The scientists compared gene expression in immune cells of postmortem brain samples from Alzheimer’s patients and mouse models and matching non-Alzheimer’s controls. The comparisons showed that Alzheimer’s affects major changes in microglial gene expression and that an increase in PU.1 binding to inflammatory gene targets was a significant component of that change.

They tested the effects of A11 doses on the function of human microglia-like cells cultured from patient stem cells. When they exposed the microglia-like cells to immune molecules that typically trigger inflammation, cells dosed with A11 exhibited reduced expression and secretion of inflammatory cytokines and less of the cell body shape changes associated with microglia inflammatory responses.

The cells also showed less accumulation of lipid molecules, another sign of inflammatory activation.
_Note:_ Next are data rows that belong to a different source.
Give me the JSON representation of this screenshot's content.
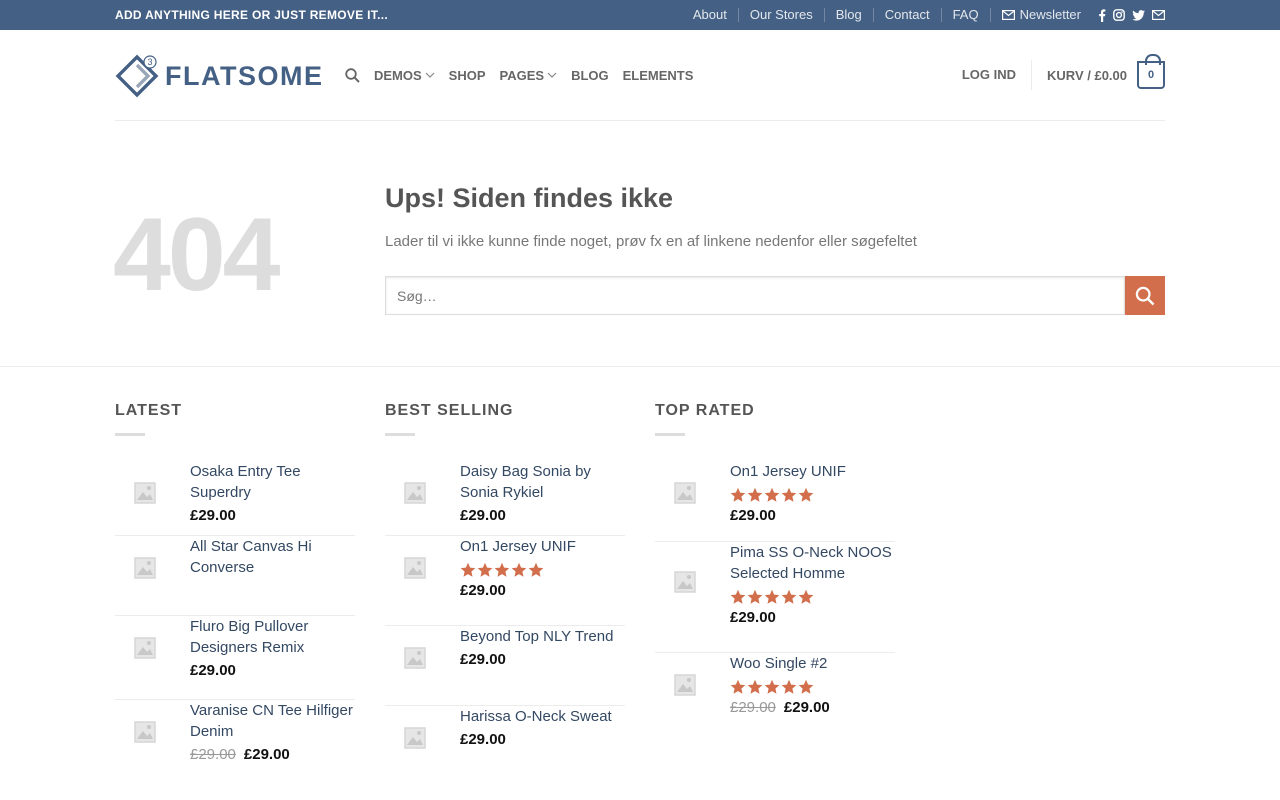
{
  "topbar": {
    "message": "ADD ANYTHING HERE OR JUST REMOVE IT...",
    "links": [
      "About",
      "Our Stores",
      "Blog",
      "Contact",
      "FAQ"
    ],
    "newsletter": "Newsletter",
    "social_icons": [
      "facebook-icon",
      "instagram-icon",
      "twitter-icon",
      "email-icon"
    ]
  },
  "header": {
    "logo_text": "FLATSOME",
    "logo_badge": "3",
    "nav": [
      "DEMOS",
      "SHOP",
      "PAGES",
      "BLOG",
      "ELEMENTS"
    ],
    "login": "LOG IND",
    "cart_label": "KURV / £0.00",
    "cart_count": "0"
  },
  "error": {
    "code": "404",
    "title": "Ups! Siden findes ikke",
    "text": "Lader til vi ikke kunne finde noget, prøv fx en af linkene nedenfor eller søgefeltet",
    "search_placeholder": "Søg…"
  },
  "colors": {
    "topbar": "#446084",
    "accent": "#d26e4b",
    "link": "#334862"
  },
  "widgets": {
    "latest": {
      "title": "LATEST",
      "items": [
        {
          "name": "Osaka Entry Tee Superdry",
          "price": "£29.00"
        },
        {
          "name": "All Star Canvas Hi Converse",
          "price": ""
        },
        {
          "name": "Fluro Big Pullover Designers Remix",
          "price": "£29.00"
        },
        {
          "name": "Varanise CN Tee Hilfiger Denim",
          "old_price": "£29.00",
          "price": "£29.00"
        }
      ]
    },
    "best_selling": {
      "title": "BEST SELLING",
      "items": [
        {
          "name": "Daisy Bag Sonia by Sonia Rykiel",
          "price": "£29.00"
        },
        {
          "name": "On1 Jersey UNIF",
          "rating": 5,
          "price": "£29.00"
        },
        {
          "name": "Beyond Top NLY Trend",
          "price": "£29.00"
        },
        {
          "name": "Harissa O-Neck Sweat",
          "price": "£29.00"
        }
      ]
    },
    "top_rated": {
      "title": "TOP RATED",
      "items": [
        {
          "name": "On1 Jersey UNIF",
          "rating": 5,
          "price": "£29.00"
        },
        {
          "name": "Pima SS O-Neck NOOS Selected Homme",
          "rating": 5,
          "price": "£29.00"
        },
        {
          "name": "Woo Single #2",
          "rating": 5,
          "old_price": "£29.00",
          "price": "£29.00"
        }
      ]
    }
  }
}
Looking at gene expression patterns, the scientists observed that A11-treated cells exposed to inflammatory triggers behaved much like unperturbed microglia, suggesting that A11 helps prevent microglia from overreacting to inflammatory cues.

“A11 represents a first-in-class molecule that converts PU.1 from a transcriptional activator to a transcriptional repressor, resulting in a controlled state of microglial inflammation,” the authors wrote.

Pharmacological tests indicated that A11 is readily cleared from tissues and is capable of reaching brain cells. The scientists also observed the chemical successfully crossed the blood-brain barrier and remained in brain cells much longer in healthy mice.

More testing needs to be done before A11 could become an approved medicine, Tsai said, but she noted that it could complement the new treatments that target amyloid.

“Given that A11 acts via a distinct mechanism from existing AD therapeutics, A11 could be used alone or in combination with approved therapeutics to provide improved treatment options for neurodegenerative diseases,” the scientists concluded.